2012/4/19 Michael Hennebry <hennebry@xxxxxxxxxxxxxxxxxxxxx>
On Wed, 18 Apr 2012, Matthias Clasen wrote:How hard would it be to make the behaviour configurable?
On Wed, 2012-04-18 at 16:48 -0400, Jonathan Kamens wrote:
On 04/18/2012 04:45 PM, Bill Nottingham wrote: > It shows up in the file manager; it's not mounted.
Why not?
In F16, it was mounted.
In Windows, it's mounted.
In Mac OS, it's mounted.
Why should F17 behave differently from F17 and from every other
mainstream OS people are familiar with?
What is the justification for this different, unexpected,
non-intuitive behavior?
The arguments are really going downhill here. I'm not overly interested
in wading into this, but I'll just say that whenever we do something
automatically, somebody will get mad. In the past, auto-mounting (and
even just automatically sniffing) of media has been construed as a
security issue..
Should removable devices attached before boot be mounted before login?
Should removable devices attached after boot be mounted before login?
Should removable devices attached during a session be mounted automatically?
Should removable devices mounted during a
session be mounted in a user-specific location?

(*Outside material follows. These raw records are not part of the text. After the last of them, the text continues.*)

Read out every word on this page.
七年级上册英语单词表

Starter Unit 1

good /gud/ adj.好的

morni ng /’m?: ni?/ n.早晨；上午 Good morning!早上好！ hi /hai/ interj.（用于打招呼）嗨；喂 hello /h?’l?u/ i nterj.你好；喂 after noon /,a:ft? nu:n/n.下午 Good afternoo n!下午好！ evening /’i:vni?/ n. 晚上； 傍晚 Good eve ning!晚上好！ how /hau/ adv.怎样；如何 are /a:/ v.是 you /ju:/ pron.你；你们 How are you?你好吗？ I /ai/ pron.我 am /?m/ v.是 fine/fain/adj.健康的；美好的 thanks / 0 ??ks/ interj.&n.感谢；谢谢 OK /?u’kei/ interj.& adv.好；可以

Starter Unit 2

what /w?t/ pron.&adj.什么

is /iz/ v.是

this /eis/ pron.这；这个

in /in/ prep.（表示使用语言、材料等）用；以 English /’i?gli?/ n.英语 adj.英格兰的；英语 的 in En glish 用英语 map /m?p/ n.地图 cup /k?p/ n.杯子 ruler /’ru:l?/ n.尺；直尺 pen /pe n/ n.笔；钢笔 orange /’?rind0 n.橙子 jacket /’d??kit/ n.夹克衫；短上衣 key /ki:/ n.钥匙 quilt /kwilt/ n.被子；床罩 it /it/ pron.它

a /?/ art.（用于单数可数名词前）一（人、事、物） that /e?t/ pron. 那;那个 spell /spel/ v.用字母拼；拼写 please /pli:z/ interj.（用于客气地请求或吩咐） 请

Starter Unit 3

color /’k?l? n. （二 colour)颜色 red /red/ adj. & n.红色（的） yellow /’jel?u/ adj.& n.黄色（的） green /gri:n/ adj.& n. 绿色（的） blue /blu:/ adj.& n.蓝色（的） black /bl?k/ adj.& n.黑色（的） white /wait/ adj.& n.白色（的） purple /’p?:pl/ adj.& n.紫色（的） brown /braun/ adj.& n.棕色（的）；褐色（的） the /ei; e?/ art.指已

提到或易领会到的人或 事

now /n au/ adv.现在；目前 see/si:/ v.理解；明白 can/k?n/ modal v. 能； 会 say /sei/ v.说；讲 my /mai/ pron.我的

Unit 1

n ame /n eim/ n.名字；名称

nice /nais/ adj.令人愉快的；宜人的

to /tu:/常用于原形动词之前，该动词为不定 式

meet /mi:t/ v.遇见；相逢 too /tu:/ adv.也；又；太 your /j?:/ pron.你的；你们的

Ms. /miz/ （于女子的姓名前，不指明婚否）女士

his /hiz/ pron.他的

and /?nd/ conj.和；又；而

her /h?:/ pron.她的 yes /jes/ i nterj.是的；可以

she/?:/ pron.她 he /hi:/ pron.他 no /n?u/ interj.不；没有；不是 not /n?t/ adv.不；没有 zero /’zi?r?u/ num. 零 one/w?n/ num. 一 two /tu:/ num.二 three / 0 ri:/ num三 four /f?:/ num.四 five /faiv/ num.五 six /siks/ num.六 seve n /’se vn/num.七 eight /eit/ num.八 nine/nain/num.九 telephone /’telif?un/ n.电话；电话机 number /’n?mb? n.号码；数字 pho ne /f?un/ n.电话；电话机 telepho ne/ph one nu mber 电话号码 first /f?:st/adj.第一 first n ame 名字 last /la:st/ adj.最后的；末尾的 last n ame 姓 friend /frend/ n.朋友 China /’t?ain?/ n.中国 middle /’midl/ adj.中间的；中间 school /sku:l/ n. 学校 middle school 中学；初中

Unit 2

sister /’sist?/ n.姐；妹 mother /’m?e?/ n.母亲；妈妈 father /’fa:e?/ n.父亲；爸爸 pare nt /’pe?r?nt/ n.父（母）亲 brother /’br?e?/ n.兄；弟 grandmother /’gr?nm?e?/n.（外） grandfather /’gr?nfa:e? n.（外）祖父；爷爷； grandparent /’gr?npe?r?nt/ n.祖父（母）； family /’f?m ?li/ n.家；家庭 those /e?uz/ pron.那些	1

The behaviour for non-removable devices,
e.g. partitions, is somewhat configurable.
Which partitions are mounted at boot time is
determined by options given during install.
one possible starting point is to mount any removable device as a neutral user (nobody?) with read only access for everybody, *if* there's no other user logged into a X session. in this way, a network server can still offer the files without creating unneeded security risks implied by mounting as any particular real user (like root).
the fstab workaround can work but imagine a fstab with as many lines as removable devices a user has (think how many optical disks, as an example.)